Nfld. & Labrador

Grocery store online order backlog continues during COVID-19 crisis

Many supermarkets are facing backlogs with online ordering, as government stresses the importance of staying home and leaving only for essential items during the COVID-19 crisis.

Colemans Grocery has received upwards of 400 online orders a day

Many grocery stores are backlogged with online orders.
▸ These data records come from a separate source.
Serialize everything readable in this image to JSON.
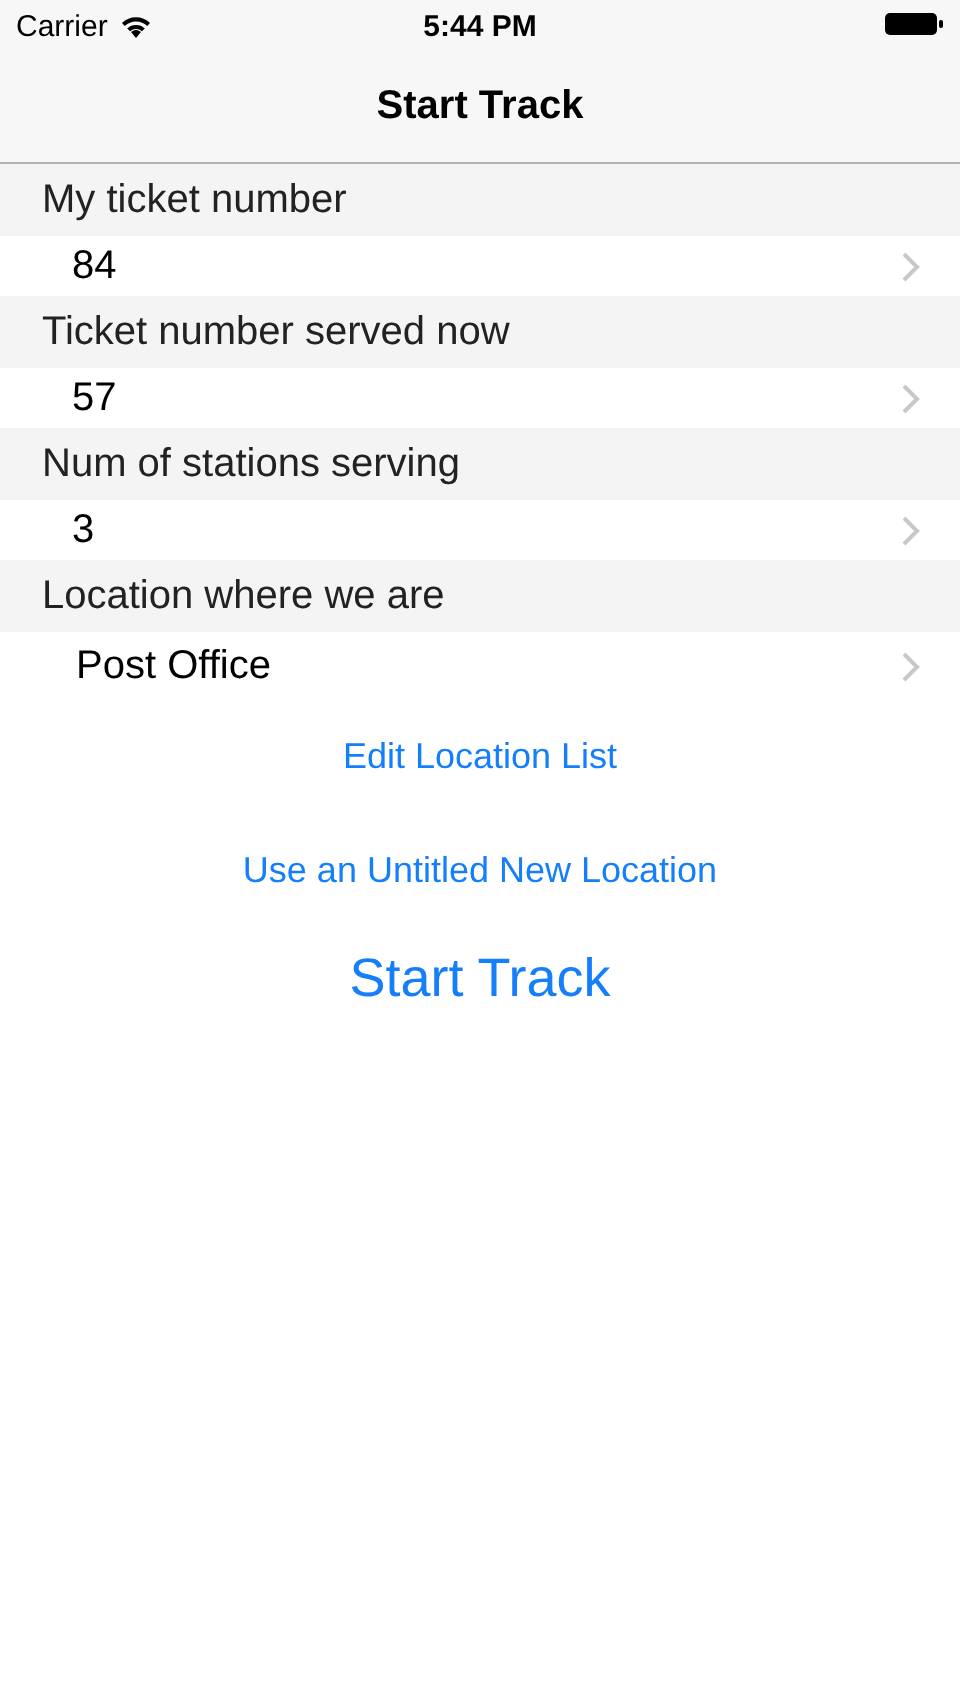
{
  "status_bar": {
    "carrier": "Carrier",
    "time": "5:44 PM"
  },
  "nav_bar": {
    "title": "Start Track"
  },
  "sections": [
    {
      "header": "My ticket number",
      "value": "84"
    },
    {
      "header": "Ticket number served now",
      "value": "57"
    },
    {
      "header": "Num of stations serving",
      "value": "3"
    },
    {
      "header": "Location where we are",
      "value": "Post Office"
    }
  ],
  "links": [
    "Edit Location List",
    "Use an Untitled New Location"
  ],
  "primary_button": "Start Track"
}
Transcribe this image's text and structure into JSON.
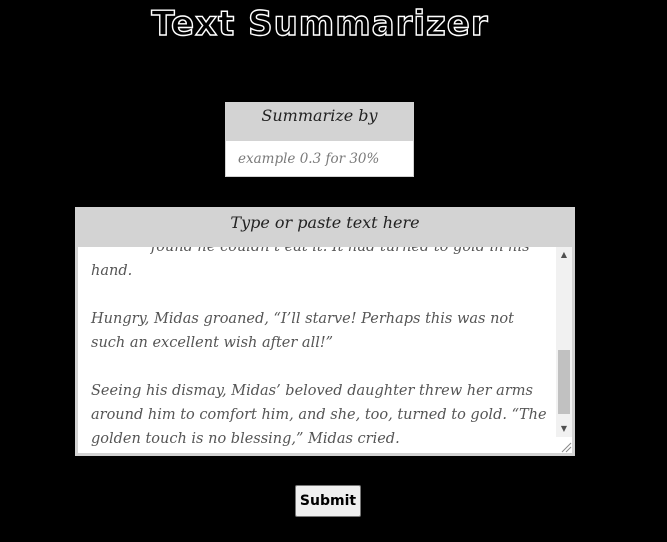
{
  "header": {
    "title": "Text Summarizer"
  },
  "ratio": {
    "label": "Summarize by",
    "placeholder": "example 0.3 for 30%"
  },
  "text_input": {
    "label": "Type or paste text here",
    "value": "             found he couldn’t eat it. It had turned to gold in his hand.\n\nHungry, Midas groaned, “I’ll starve! Perhaps this was not such an excellent wish after all!”\n\nSeeing his dismay, Midas’ beloved daughter threw her arms around him to comfort him, and she, too, turned to gold. “The golden touch is no blessing,” Midas cried."
  },
  "scrollbar": {
    "up_icon": "triangle-up",
    "down_icon": "triangle-down",
    "position": 0.85
  },
  "submit": {
    "label": "Submit"
  }
}
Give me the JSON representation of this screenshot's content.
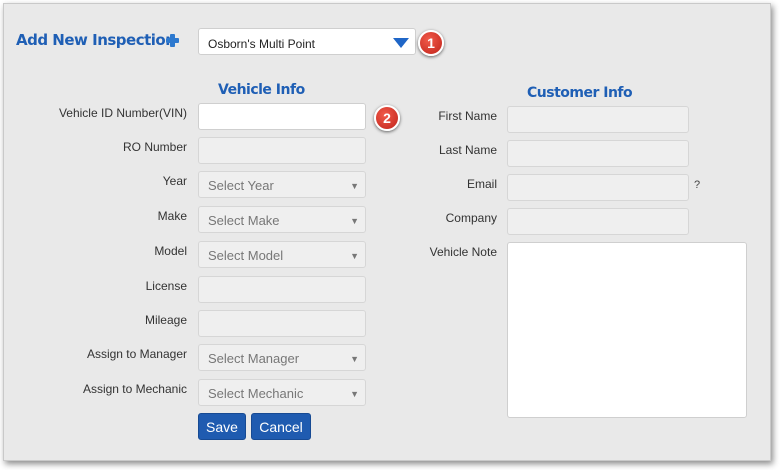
{
  "header": {
    "title": "Add New Inspection",
    "inspection_type": "Osborn's Multi Point"
  },
  "badges": {
    "step1": "1",
    "step2": "2"
  },
  "vehicle_info": {
    "heading": "Vehicle Info",
    "vin_label": "Vehicle ID Number(VIN)",
    "vin_value": "",
    "ro_label": "RO Number",
    "year_label": "Year",
    "year_placeholder": "Select Year",
    "make_label": "Make",
    "make_placeholder": "Select Make",
    "model_label": "Model",
    "model_placeholder": "Select Model",
    "license_label": "License",
    "mileage_label": "Mileage",
    "manager_label": "Assign to Manager",
    "manager_placeholder": "Select Manager",
    "mechanic_label": "Assign to Mechanic",
    "mechanic_placeholder": "Select Mechanic"
  },
  "customer_info": {
    "heading": "Customer Info",
    "first_name_label": "First Name",
    "last_name_label": "Last Name",
    "email_label": "Email",
    "email_help": "?",
    "company_label": "Company",
    "vehicle_note_label": "Vehicle Note"
  },
  "actions": {
    "save": "Save",
    "cancel": "Cancel"
  },
  "colors": {
    "accent": "#1f5fb5",
    "badge": "#d9342b",
    "button": "#1f5bb0"
  }
}
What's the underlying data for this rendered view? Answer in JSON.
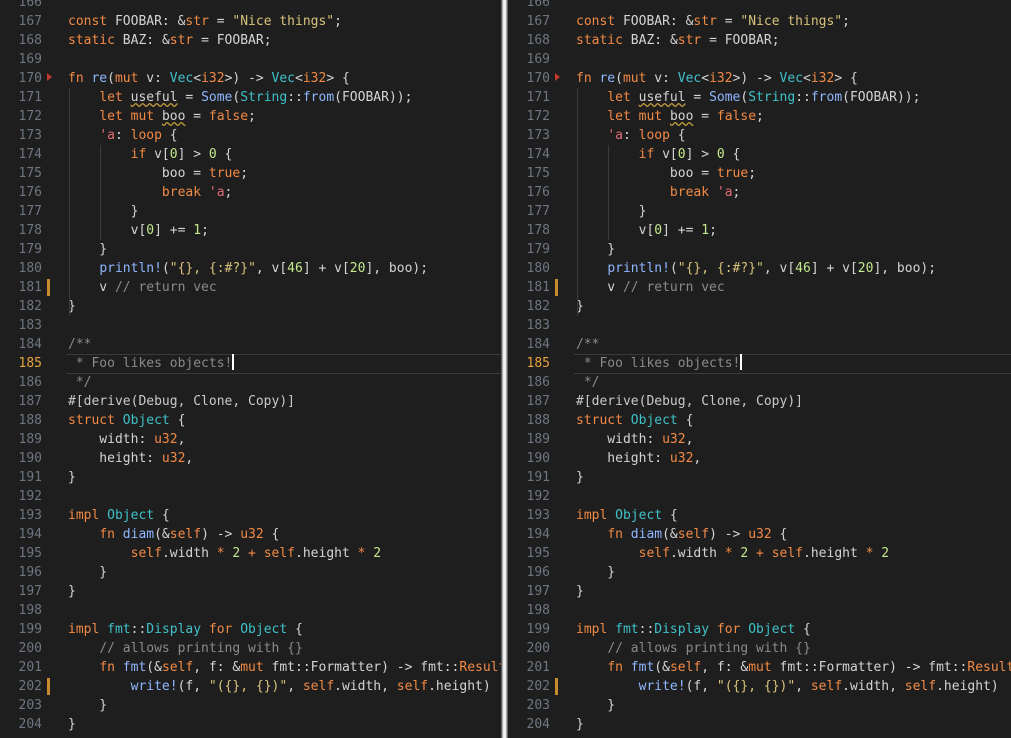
{
  "panes": [
    {
      "id": "left",
      "name": "left-editor-pane"
    },
    {
      "id": "right",
      "name": "right-editor-pane"
    }
  ],
  "editor": {
    "first_line_number": 166,
    "active_line": 185,
    "modified_lines": [
      181,
      202
    ],
    "fold_lines": [
      170
    ],
    "colors": {
      "background": "#1e1e1e",
      "keyword": "#f28a45",
      "type": "#3fc1c9",
      "function": "#8fb6ff",
      "string": "#d7c27a",
      "number": "#c3e88d",
      "comment": "#8a8a8a",
      "active_line_number": "#e6a23c",
      "modified_marker": "#c78a2e"
    },
    "lines": [
      [
        [
          "pl",
          ""
        ]
      ],
      [
        [
          "kw",
          "const"
        ],
        [
          "pl",
          " FOOBAR: "
        ],
        [
          "pl",
          "&"
        ],
        [
          "kw",
          "str"
        ],
        [
          "pl",
          " = "
        ],
        [
          "str",
          "\"Nice things\""
        ],
        [
          "pl",
          ";"
        ]
      ],
      [
        [
          "kw",
          "static"
        ],
        [
          "pl",
          " BAZ: "
        ],
        [
          "pl",
          "&"
        ],
        [
          "kw",
          "str"
        ],
        [
          "pl",
          " = FOOBAR;"
        ]
      ],
      [
        [
          "pl",
          ""
        ]
      ],
      [
        [
          "kw",
          "fn"
        ],
        [
          "pl",
          " "
        ],
        [
          "fn",
          "re"
        ],
        [
          "pl",
          "("
        ],
        [
          "kw",
          "mut"
        ],
        [
          "pl",
          " v: "
        ],
        [
          "ty",
          "Vec"
        ],
        [
          "pl",
          "<"
        ],
        [
          "kw",
          "i32"
        ],
        [
          "pl",
          ">) -> "
        ],
        [
          "ty",
          "Vec"
        ],
        [
          "pl",
          "<"
        ],
        [
          "kw",
          "i32"
        ],
        [
          "pl",
          "> {"
        ]
      ],
      [
        [
          "pl",
          "    "
        ],
        [
          "kw",
          "let"
        ],
        [
          "pl",
          " "
        ],
        [
          "sq",
          "useful"
        ],
        [
          "pl",
          " = "
        ],
        [
          "fn",
          "Some"
        ],
        [
          "pl",
          "("
        ],
        [
          "ty",
          "String"
        ],
        [
          "pl",
          "::"
        ],
        [
          "fn",
          "from"
        ],
        [
          "pl",
          "(FOOBAR));"
        ]
      ],
      [
        [
          "pl",
          "    "
        ],
        [
          "kw",
          "let mut"
        ],
        [
          "pl",
          " "
        ],
        [
          "sq",
          "boo"
        ],
        [
          "pl",
          " = "
        ],
        [
          "kw",
          "false"
        ],
        [
          "pl",
          ";"
        ]
      ],
      [
        [
          "pl",
          "    "
        ],
        [
          "lt",
          "'a"
        ],
        [
          "pl",
          ": "
        ],
        [
          "kw",
          "loop"
        ],
        [
          "pl",
          " {"
        ]
      ],
      [
        [
          "pl",
          "        "
        ],
        [
          "kw",
          "if"
        ],
        [
          "pl",
          " v["
        ],
        [
          "num",
          "0"
        ],
        [
          "pl",
          "] > "
        ],
        [
          "num",
          "0"
        ],
        [
          "pl",
          " {"
        ]
      ],
      [
        [
          "pl",
          "            boo = "
        ],
        [
          "kw",
          "true"
        ],
        [
          "pl",
          ";"
        ]
      ],
      [
        [
          "pl",
          "            "
        ],
        [
          "kw",
          "break"
        ],
        [
          "pl",
          " "
        ],
        [
          "lt",
          "'a"
        ],
        [
          "pl",
          ";"
        ]
      ],
      [
        [
          "pl",
          "        }"
        ]
      ],
      [
        [
          "pl",
          "        v["
        ],
        [
          "num",
          "0"
        ],
        [
          "pl",
          "] += "
        ],
        [
          "num",
          "1"
        ],
        [
          "pl",
          ";"
        ]
      ],
      [
        [
          "pl",
          "    }"
        ]
      ],
      [
        [
          "pl",
          "    "
        ],
        [
          "mac",
          "println!"
        ],
        [
          "pl",
          "("
        ],
        [
          "str",
          "\"{}, {:#?}\""
        ],
        [
          "pl",
          ", v["
        ],
        [
          "num",
          "46"
        ],
        [
          "pl",
          "] + v["
        ],
        [
          "num",
          "20"
        ],
        [
          "pl",
          "], boo);"
        ]
      ],
      [
        [
          "pl",
          "    v "
        ],
        [
          "cm",
          "// return vec"
        ]
      ],
      [
        [
          "pl",
          "}"
        ]
      ],
      [
        [
          "pl",
          ""
        ]
      ],
      [
        [
          "cm",
          "/**"
        ]
      ],
      [
        [
          "cm",
          " * Foo likes objects!"
        ]
      ],
      [
        [
          "cm",
          " */"
        ]
      ],
      [
        [
          "attr",
          "#[derive(Debug, Clone, Copy)]"
        ]
      ],
      [
        [
          "kw",
          "struct"
        ],
        [
          "pl",
          " "
        ],
        [
          "ty",
          "Object"
        ],
        [
          "pl",
          " {"
        ]
      ],
      [
        [
          "pl",
          "    width: "
        ],
        [
          "kw",
          "u32"
        ],
        [
          "pl",
          ","
        ]
      ],
      [
        [
          "pl",
          "    height: "
        ],
        [
          "kw",
          "u32"
        ],
        [
          "pl",
          ","
        ]
      ],
      [
        [
          "pl",
          "}"
        ]
      ],
      [
        [
          "pl",
          ""
        ]
      ],
      [
        [
          "kw",
          "impl"
        ],
        [
          "pl",
          " "
        ],
        [
          "ty",
          "Object"
        ],
        [
          "pl",
          " {"
        ]
      ],
      [
        [
          "pl",
          "    "
        ],
        [
          "kw",
          "fn"
        ],
        [
          "pl",
          " "
        ],
        [
          "fn",
          "diam"
        ],
        [
          "pl",
          "(&"
        ],
        [
          "kw",
          "self"
        ],
        [
          "pl",
          ") -> "
        ],
        [
          "kw",
          "u32"
        ],
        [
          "pl",
          " {"
        ]
      ],
      [
        [
          "pl",
          "        "
        ],
        [
          "kw",
          "self"
        ],
        [
          "pl",
          ".width "
        ],
        [
          "kw",
          "*"
        ],
        [
          "pl",
          " "
        ],
        [
          "num",
          "2"
        ],
        [
          "pl",
          " "
        ],
        [
          "kw",
          "+"
        ],
        [
          "pl",
          " "
        ],
        [
          "kw",
          "self"
        ],
        [
          "pl",
          ".height "
        ],
        [
          "kw",
          "*"
        ],
        [
          "pl",
          " "
        ],
        [
          "num",
          "2"
        ]
      ],
      [
        [
          "pl",
          "    }"
        ]
      ],
      [
        [
          "pl",
          "}"
        ]
      ],
      [
        [
          "pl",
          ""
        ]
      ],
      [
        [
          "kw",
          "impl"
        ],
        [
          "pl",
          " "
        ],
        [
          "ty",
          "fmt"
        ],
        [
          "pl",
          "::"
        ],
        [
          "ty",
          "Display"
        ],
        [
          "pl",
          " "
        ],
        [
          "kw",
          "for"
        ],
        [
          "pl",
          " "
        ],
        [
          "ty",
          "Object"
        ],
        [
          "pl",
          " {"
        ]
      ],
      [
        [
          "pl",
          "    "
        ],
        [
          "cm",
          "// allows printing with {}"
        ]
      ],
      [
        [
          "pl",
          "    "
        ],
        [
          "kw",
          "fn"
        ],
        [
          "pl",
          " "
        ],
        [
          "fn",
          "fmt"
        ],
        [
          "pl",
          "(&"
        ],
        [
          "kw",
          "self"
        ],
        [
          "pl",
          ", f: &"
        ],
        [
          "kw",
          "mut"
        ],
        [
          "pl",
          " fmt::Formatter) -> fmt::"
        ],
        [
          "kw",
          "Result"
        ]
      ],
      [
        [
          "pl",
          "        "
        ],
        [
          "mac",
          "write!"
        ],
        [
          "pl",
          "(f, "
        ],
        [
          "str",
          "\"({}, {})\""
        ],
        [
          "pl",
          ", "
        ],
        [
          "kw",
          "self"
        ],
        [
          "pl",
          ".width, "
        ],
        [
          "kw",
          "self"
        ],
        [
          "pl",
          ".height)"
        ]
      ],
      [
        [
          "pl",
          "    }"
        ]
      ],
      [
        [
          "pl",
          "}"
        ]
      ]
    ]
  }
}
Colemans Grocery is getting 400 orders a day. (Ted Dillon/CBC)

Grocery stores are facing backlogs with online ordering as the provincial government stresses the importance of staying home and leaving only for essential items during the COVID-19 public health emergency.

Many people have opted to have groceries delivered.

Greg Gill, vice-president of marketing with Colemans Grocery, said his company is working to scale up to meet the demands of the public.

"We're just doing the best we can to try to offer customers the safest possible means to get their groceries," Gill told CBC Radio's On The Go. 

"It's obviously becoming a more popular option right now and we're happy to service as many customers as we can, but there are limitations to that, which is what's causing some of the backlog in some of those orders."

There are a lot of orders coming in and we have our hands full, there's no doubt about that.- Greg Gill

Gill said Colemans has received more than 400 orders in the past day, something that has become common for the company over the last several days.

Gill said the company had to shut down online orders temporarily to catch up to orders already in place. Upon reopening the service, Colemans has been facing its maximum amount of orders each day in the St. John's and Mount Pearl area.

"Right now we're out about four days from new orders that come in, and we're making adjustments to that and moving through that a little bit faster each day," he said.

"But there are a lot of orders coming in and we have our hands full, there's no doubt about that."

Colemans in Corner Brook was the first of its locations to set up a protective barrier between the cashier and the customer, to help prevent the potential spread of COVID-19. (Submitted by Greg Gill)

Meanwhile, Sobeys said its online delivery service is offered only in Québec and New Brunswick through its IGA banner, and in British Columbia through Thrifty Foods.

"In Newfoundland, our store teams are working around the clock to keep our communities fed," said the company in a statement. "We're hearing stories form our local store managers of community volunteers coming together to help those in isolation or seniors access the groceries they need when they can't visit our stores."

Loblaws, which operates Dominion grocery stores in Newfoundland and Labrador, does offer an online ordering service, which includes pickup or home delivery.

Mark Boudreau, Loblaw Atlantic's director of corporate affairs, says the chain's PC Express business has more than doubled in recent weeks as the numbers of Canadians shopping from home continues to spike.

"Wait times for online orders will vary between location depending on demand," said Boudreau. "We are doing our best to fulfil orders as quickly as possible, and we can assure you that our colleagues are working hard to continue to serve our communities."

Staying safe

Gill said there's a little bit of concern over getting the products Colemans Grocery needs to even sell them, but for right now, things are going OK.

He said conversations with their suppliers are still very positive. 

"We see stock-outs on a daily basis on certain items. But up to this point we've been able to backfill and replenish pretty quickly," Gill said.

Colemans was among one of the first businesses to implement safety measures for the public and its staff, as COVID-19 cases ramped up in Newfoundland and Labrador. 

The company installed glass barriers on its cash registers to keep staff and customers separated early on. It also has floor decals to remind customers of safe standing distances and has increased its sanitation measures, Gill said.

"It's a tough time, it's a stressful time, but we're getting feedback from the front line that they feel that we're doing everything we can to keep them safe," he said.

"They're the real heroes in all of this. Truthfully."